Non si tratta semplicemente di “paura di restare soli”, ma di qualcosa di più radicato, che ha a che fare con il senso di sicurezza e di valore personale.
Da dove nasce la paura dell’abbandono
Le origini della paura dell’abbandono sono spesso legate alle prime esperienze relazionali. Il modo in cui si è stati accuditi, la continuità della presenza emotiva delle figure di riferimento e la qualità del legame costruito influenzano profondamente la percezione di sé e degli altri.
Esperienze di distanza emotiva, instabilità, rifiuto o perdita possono portare a sviluppare l’idea che le relazioni non siano sicure o che l’altro possa andarsene da un momento all’altro.

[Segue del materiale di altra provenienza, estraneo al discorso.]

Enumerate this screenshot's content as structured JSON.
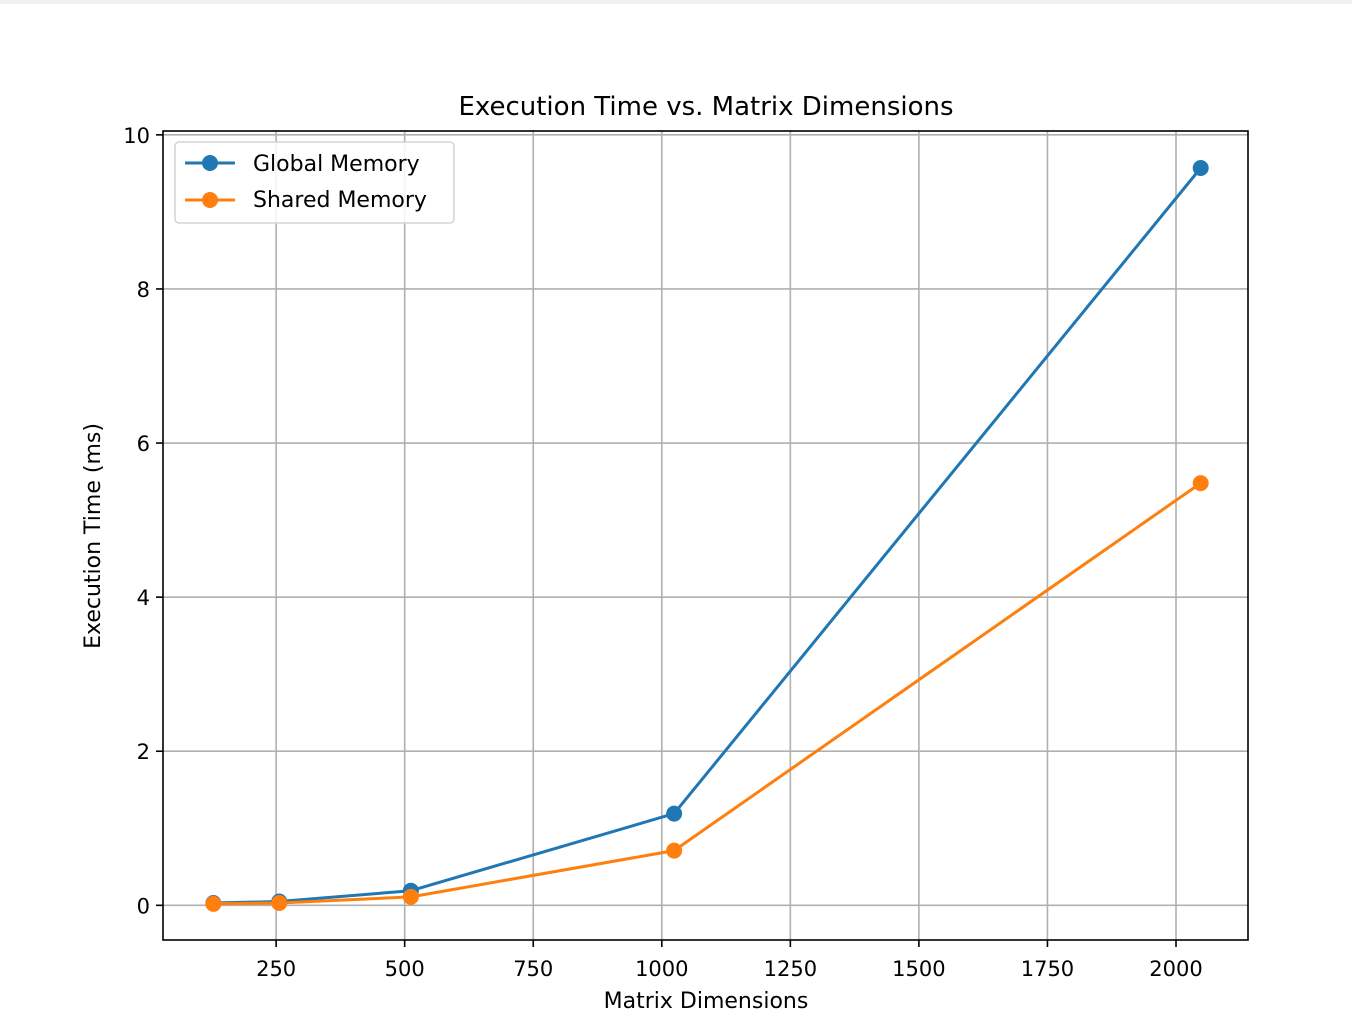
{
  "chart_data": {
    "type": "line",
    "title": "Execution Time vs. Matrix Dimensions",
    "xlabel": "Matrix Dimensions",
    "ylabel": "Execution Time (ms)",
    "xlim": [
      30,
      2140
    ],
    "ylim": [
      -0.45,
      10.05
    ],
    "xticks": [
      250,
      500,
      750,
      1000,
      1250,
      1500,
      1750,
      2000
    ],
    "yticks": [
      0,
      2,
      4,
      6,
      8,
      10
    ],
    "grid": true,
    "legend_position": "top-left",
    "series": [
      {
        "name": "Global Memory",
        "color": "#1f77b4",
        "x": [
          128,
          256,
          512,
          1024,
          2048
        ],
        "y": [
          0.03,
          0.05,
          0.19,
          1.19,
          9.57
        ]
      },
      {
        "name": "Shared Memory",
        "color": "#ff7f0e",
        "x": [
          128,
          256,
          512,
          1024,
          2048
        ],
        "y": [
          0.02,
          0.03,
          0.11,
          0.71,
          5.48
        ]
      }
    ]
  }
}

Nel tempo, queste esperienze diventano schemi interiori: aspettative profonde che guidano, spesso inconsapevolmente, il modo di vivere le relazioni anche in età adulta.
Come si manifesta
La paura dell’abbandono non si esprime sempre nello stesso modo. Può assumere forme diverse, a volte anche opposte:
- bisogno costante di rassicurazioni
- paura intensa del rifiuto
- difficoltà a tollerare distanza o silenzi
- ipercontrollo della relazione (messaggi, attenzioni, segnali)
- tendenza ad allontanarsi per primi per evitare di essere lasciati
Questi comportamenti non sono casuali, ma rappresentano tentativi di protezione da una sofferenza percepita come molto intensa.
Il ruolo dei pensieri
Alla base di questa paura ci sono spesso convinzioni profonde su di sé e sugli altri, come:
- “Non sono abbastanza per essere amato”
- “Gli altri prima o poi se ne vanno”
- “Se l’altro si allontana, significa che non valgo”
Questi pensieri influenzano il modo in cui si interpretano le situazioni. Anche piccoli segnali neutri possono essere letti come conferme di un possibile abbandono.
Nel modello cognitivo-costruttivista, il focus è proprio su questi significati: non è solo ciò che accade a generare sofferenza, ma il modo in cui viene interpretato.
Il circolo che mantiene la paura
La paura dell’abbandono tende a rinforzarsi attraverso un meccanismo ripetitivo:
- Si teme di essere lasciati
- Si mettono in atto comportamenti di controllo o evitamento
- La relazione si carica di tensione
- L’altro può reagire con distanza o chiusura
- Questo viene vissuto come conferma della paura iniziale
In questo modo, il timore diventa sempre più radicato.
Come affrontarla
Affrontare la paura dell’abbandono significa prima di tutto riconoscerla. Dare un nome a ciò che si prova permette di iniziare a comprenderlo.
Un passo importante è osservare i propri schemi relazionali: come si reagisce quando si percepisce distanza? Quali pensieri emergono?
È utile anche imparare a distinguere tra percezione e realtà: la distanza non sempre è rifiuto, così come il silenzio non sempre è abbandono.
Un altro aspetto fondamentale è lavorare sulla consapevolezza del proprio valore, costruendo una base più stabile che non dipenda esclusivamente dall’altro.
Un percorso possibile
La paura dell’abbandono racconta un bisogno profondo di sicurezza, vicinanza e riconoscimento. Non è una debolezza, ma una parte della propria storia che può essere compresa e trasformata.
La Dott.ssa Chiara Spiandorello, psicologa e psicoterapeuta, supporta adolescenti, giovani adulti e adulti nell’esplorazione delle difficoltà relazionali, aiutandoli a riconoscere questi schemi e a sviluppare modalità più sicure e consapevoli di entrare in relazione con gli altri.
Con il tempo e il giusto supporto, si possono costruire legami più equilibrati, in cui la vicinanza nasce dalla fiducia e non dalla paura dell’abbandono.